Crypto received by digital wallet addresses linked to illicit activity including scams, darknet markets and ransomware jumped 80% from a year earlier. Still, the activity represented just 0.15% of total crypto transaction volumes, its lowest ever.
As of early 2022, Chainalysis said illicit addresses already hold over $10bn worth of cryptocurrencies, with the majority of this held by wallets associated with crypto theft.
Scamming was the greatest form of cryptocurrency-based crime in 2021, followed by theft — most of which occurred through hacking of cryptocurrency businesses.

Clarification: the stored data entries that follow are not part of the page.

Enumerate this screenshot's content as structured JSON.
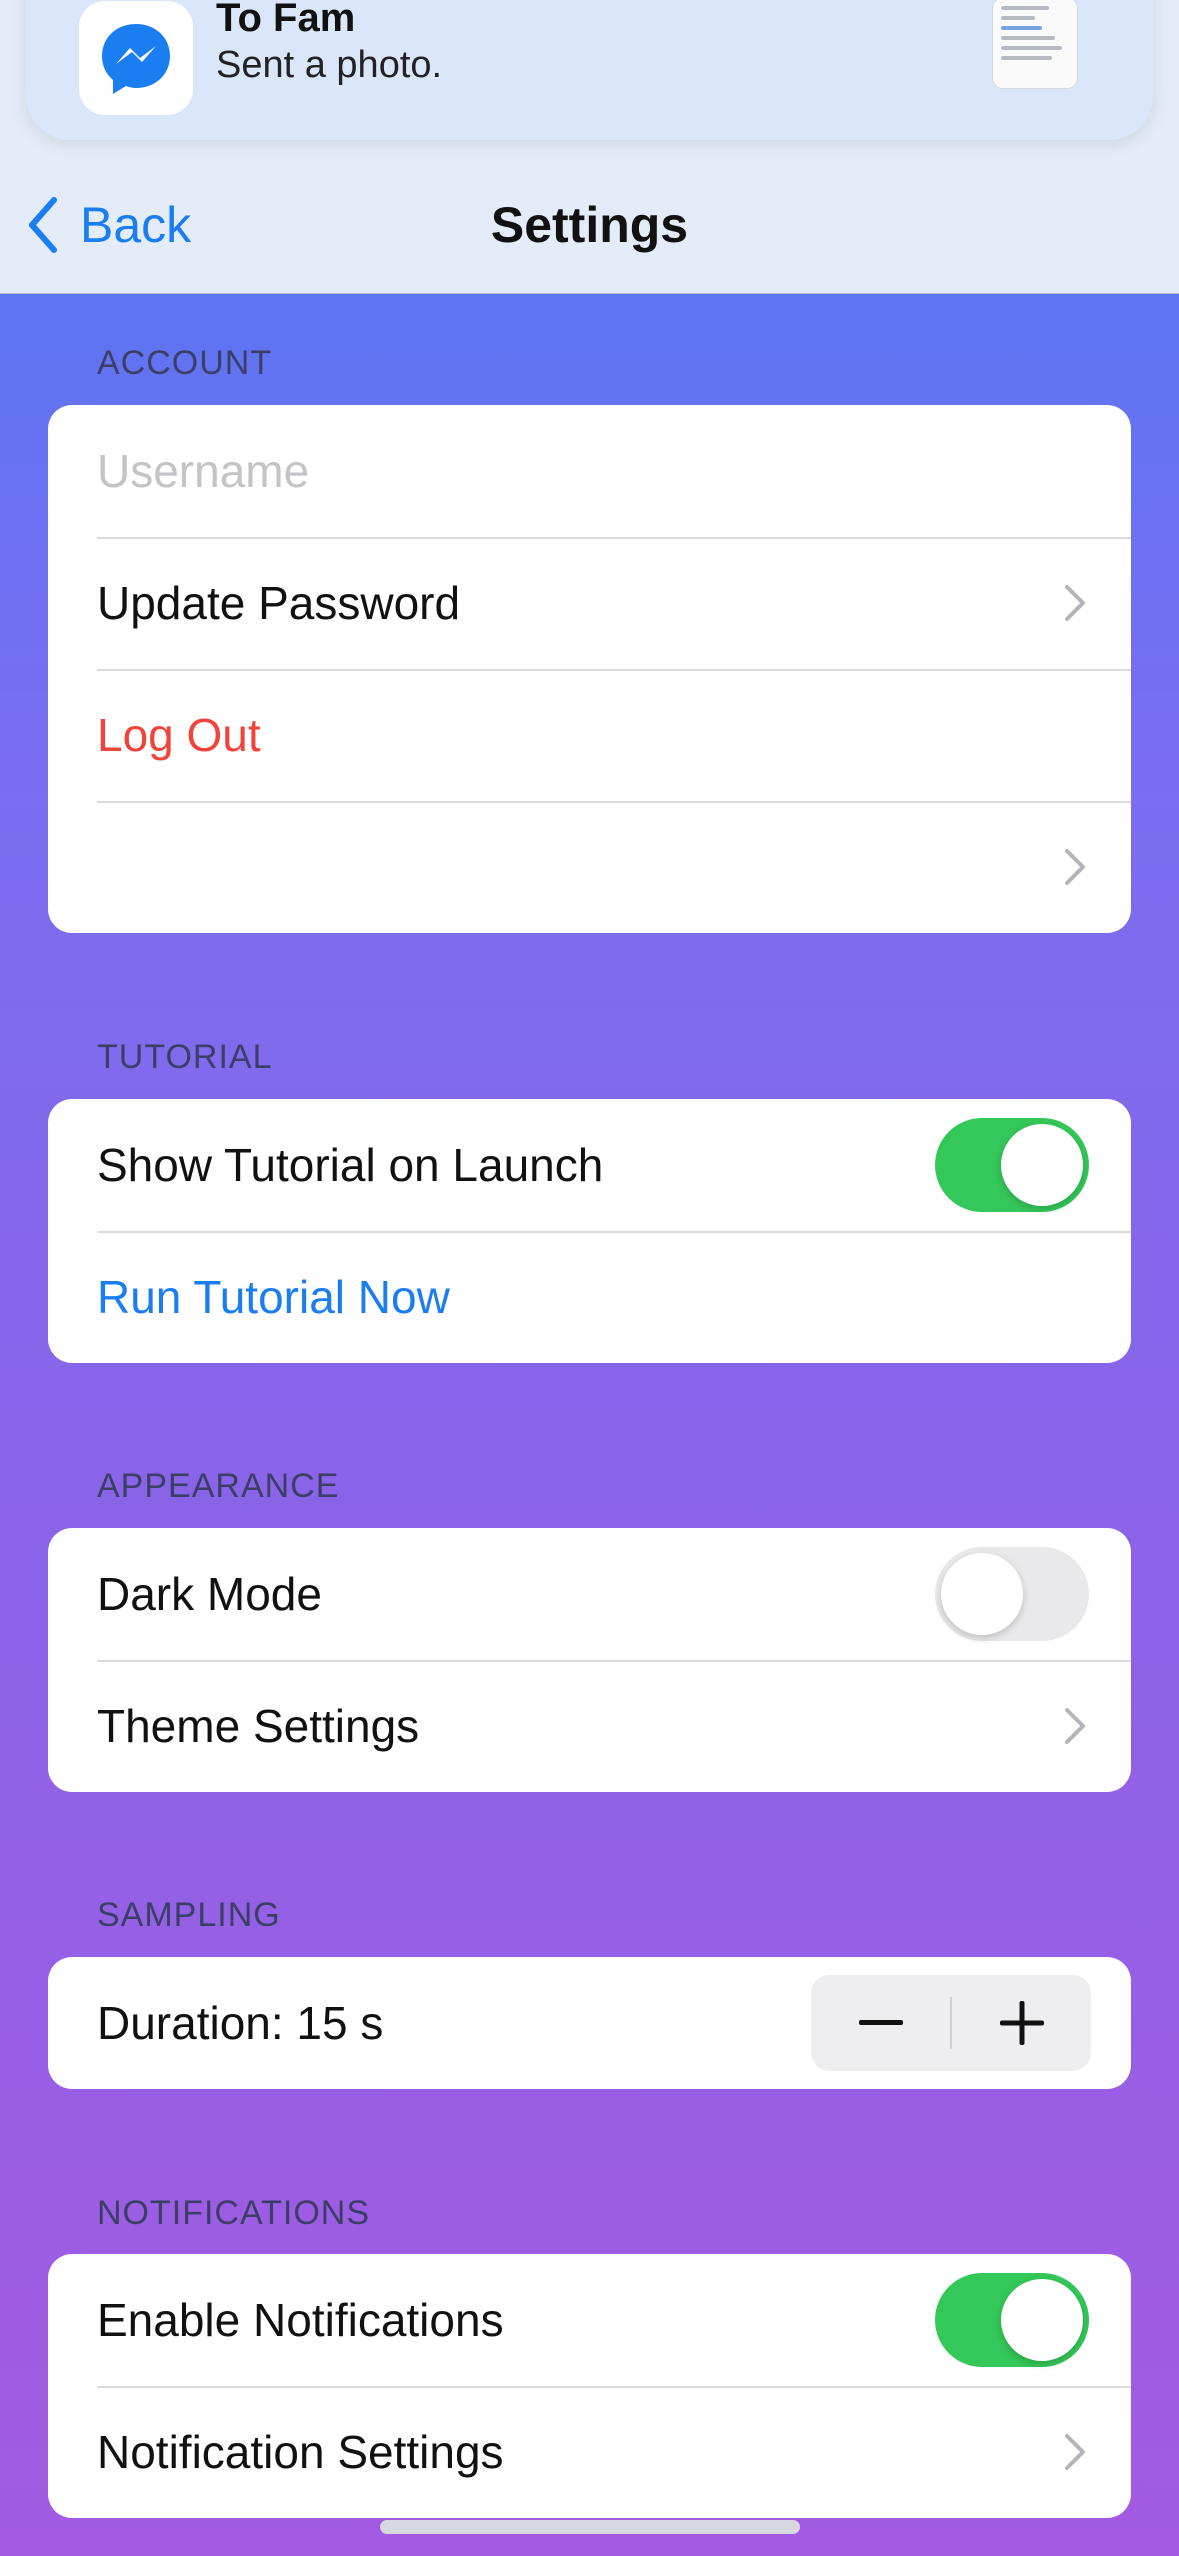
{
  "banner": {
    "title": "To Fam",
    "subtitle": "Sent a photo.",
    "app_icon": "messenger-icon"
  },
  "nav": {
    "back_label": "Back",
    "title": "Settings"
  },
  "sections": {
    "account": {
      "header": "ACCOUNT",
      "username_placeholder": "Username",
      "username_value": "",
      "update_password": "Update Password",
      "log_out": "Log Out",
      "empty_row_label": ""
    },
    "tutorial": {
      "header": "TUTORIAL",
      "show_on_launch": "Show Tutorial on Launch",
      "show_on_launch_enabled": true,
      "run_now": "Run Tutorial Now"
    },
    "appearance": {
      "header": "APPEARANCE",
      "dark_mode": "Dark Mode",
      "dark_mode_enabled": false,
      "theme_settings": "Theme Settings"
    },
    "sampling": {
      "header": "SAMPLING",
      "duration_label": "Duration: 15 s"
    },
    "notifications": {
      "header": "NOTIFICATIONS",
      "enable": "Enable Notifications",
      "enable_enabled": true,
      "settings": "Notification Settings"
    }
  },
  "colors": {
    "accent_blue": "#1a7df2",
    "destructive_red": "#f0433a",
    "toggle_on": "#34c759",
    "toggle_off": "#e9e9eb"
  }
}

"DeFi is one of the most exciting areas of the wider cryptocurrency ecosystem, presenting huge opportunities to entrepreneurs and cryptocurrency users alike," Chainalysis said in its annual Crypto Crime report.
Over $2.8bn of the total $7.8bn loses from scams came from a new but popular type of scheme known as a "rug pull," in which developers build what appear to be legitimate cryptocurrency projects, before ultimately taking investors' money and disappearing.
The founder of a Turkish cryptocurrency exchange fled the country with $2bn in funds which belongs to 391,000 investors. The creators of Squid coin, a currency named after the popular Netflix show, disappeard with $3.3m of investor funds.
Illicit addresses are defined as wallets tied to criminal activities such as ransomware, Ponzi schemes and scams. Cryptocurrency markets remain highly risky for investors but Chainalysis says that illicit activities are becoming less common.
"The yearly trends suggest that . . . crime is becoming a smaller and smaller part of the cryptocurrency ecosystem," Kim Grauer, director of research at Chainalysis, wrote in the report.
Digital assets, from bitcoin to non-fungible tokens, exploded in popularity in 2021 amid an embrace from institutional investors and major companies.